Once Upon a Time in Cairo
by Sayed Gouda
Blacksmith Books, $95
Most people will recognise the characters who populate Once Upon a Time in Cairo. On the one hand, there are the generous, honest and self-reliant; on the other, the self-interested, unprincipled and manipulative. The reader's loyalty is stirred and polarised as readily as by a classic cowboy movie. Will good triumph? Or will injustice prevail?
What's fresh is the setting in which the story takes place, and here the title provides the answer. Once Upon a Time in Cairo mingles the familiar with the alien and in doing so performs an important task. The lives and concerns of the protagonists, with their often unfamiliar names, have much in common with our own.

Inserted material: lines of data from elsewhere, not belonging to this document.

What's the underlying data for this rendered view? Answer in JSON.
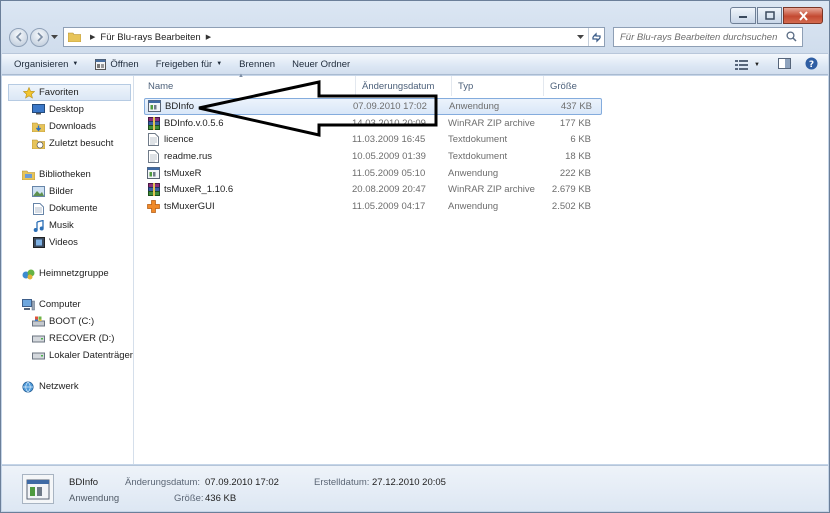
{
  "window": {
    "address": {
      "crumbs": [
        "Für Blu-rays Bearbeiten"
      ]
    },
    "search": {
      "placeholder": "Für Blu-rays Bearbeiten durchsuchen"
    }
  },
  "toolbar": {
    "organize": "Organisieren",
    "open": "Öffnen",
    "share": "Freigeben für",
    "burn": "Brennen",
    "new_folder": "Neuer Ordner"
  },
  "nav": {
    "favorites": {
      "label": "Favoriten",
      "items": [
        "Desktop",
        "Downloads",
        "Zuletzt besucht"
      ]
    },
    "libraries": {
      "label": "Bibliotheken",
      "items": [
        "Bilder",
        "Dokumente",
        "Musik",
        "Videos"
      ]
    },
    "homegroup": {
      "label": "Heimnetzgruppe"
    },
    "computer": {
      "label": "Computer",
      "items": [
        "BOOT (C:)",
        "RECOVER (D:)",
        "Lokaler Datenträger"
      ]
    },
    "network": {
      "label": "Netzwerk"
    }
  },
  "columns": {
    "name": "Name",
    "date": "Änderungsdatum",
    "type": "Typ",
    "size": "Größe"
  },
  "files": [
    {
      "name": "BDInfo",
      "date": "07.09.2010 17:02",
      "type": "Anwendung",
      "size": "437 KB",
      "icon": "app-icon",
      "selected": true
    },
    {
      "name": "BDInfo.v.0.5.6",
      "date": "14.03.2010 20:09",
      "type": "WinRAR ZIP archive",
      "size": "177 KB",
      "icon": "rar-icon"
    },
    {
      "name": "licence",
      "date": "11.03.2009 16:45",
      "type": "Textdokument",
      "size": "6 KB",
      "icon": "text-file-icon"
    },
    {
      "name": "readme.rus",
      "date": "10.05.2009 01:39",
      "type": "Textdokument",
      "size": "18 KB",
      "icon": "text-file-icon"
    },
    {
      "name": "tsMuxeR",
      "date": "11.05.2009 05:10",
      "type": "Anwendung",
      "size": "222 KB",
      "icon": "app-icon"
    },
    {
      "name": "tsMuxeR_1.10.6",
      "date": "20.08.2009 20:47",
      "type": "WinRAR ZIP archive",
      "size": "2.679 KB",
      "icon": "rar-icon"
    },
    {
      "name": "tsMuxerGUI",
      "date": "11.05.2009 04:17",
      "type": "Anwendung",
      "size": "2.502 KB",
      "icon": "gui-app-icon"
    }
  ],
  "details": {
    "name": "BDInfo",
    "kind": "Anwendung",
    "modified_label": "Änderungsdatum:",
    "modified_value": "07.09.2010 17:02",
    "created_label": "Erstelldatum:",
    "created_value": "27.12.2010 20:05",
    "size_label": "Größe:",
    "size_value": "436 KB"
  }
}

A building in a gang-dominated Cairo neighbourhood is shared by upwardly mobile working-class families. The tranquil, ordered and traditional life of owner El-Arabi's family is shattered by two events: El-King, the boss of the area, covets their ground-floor shop; and one tenant seizes control of another's flat, falsely claiming that his wife has inheritance rights.
Believing the courts to be corrupt, the wronged owner rules out redress through legal channels, instead executing an armed raid with family and friends to regain possession. But El-Arabi's book-loving son-in-law, the independent Kamal, is killed and the stage is set for his widow, Amina, to pursue vengeance, pressing her three sons as they grow up to do the same.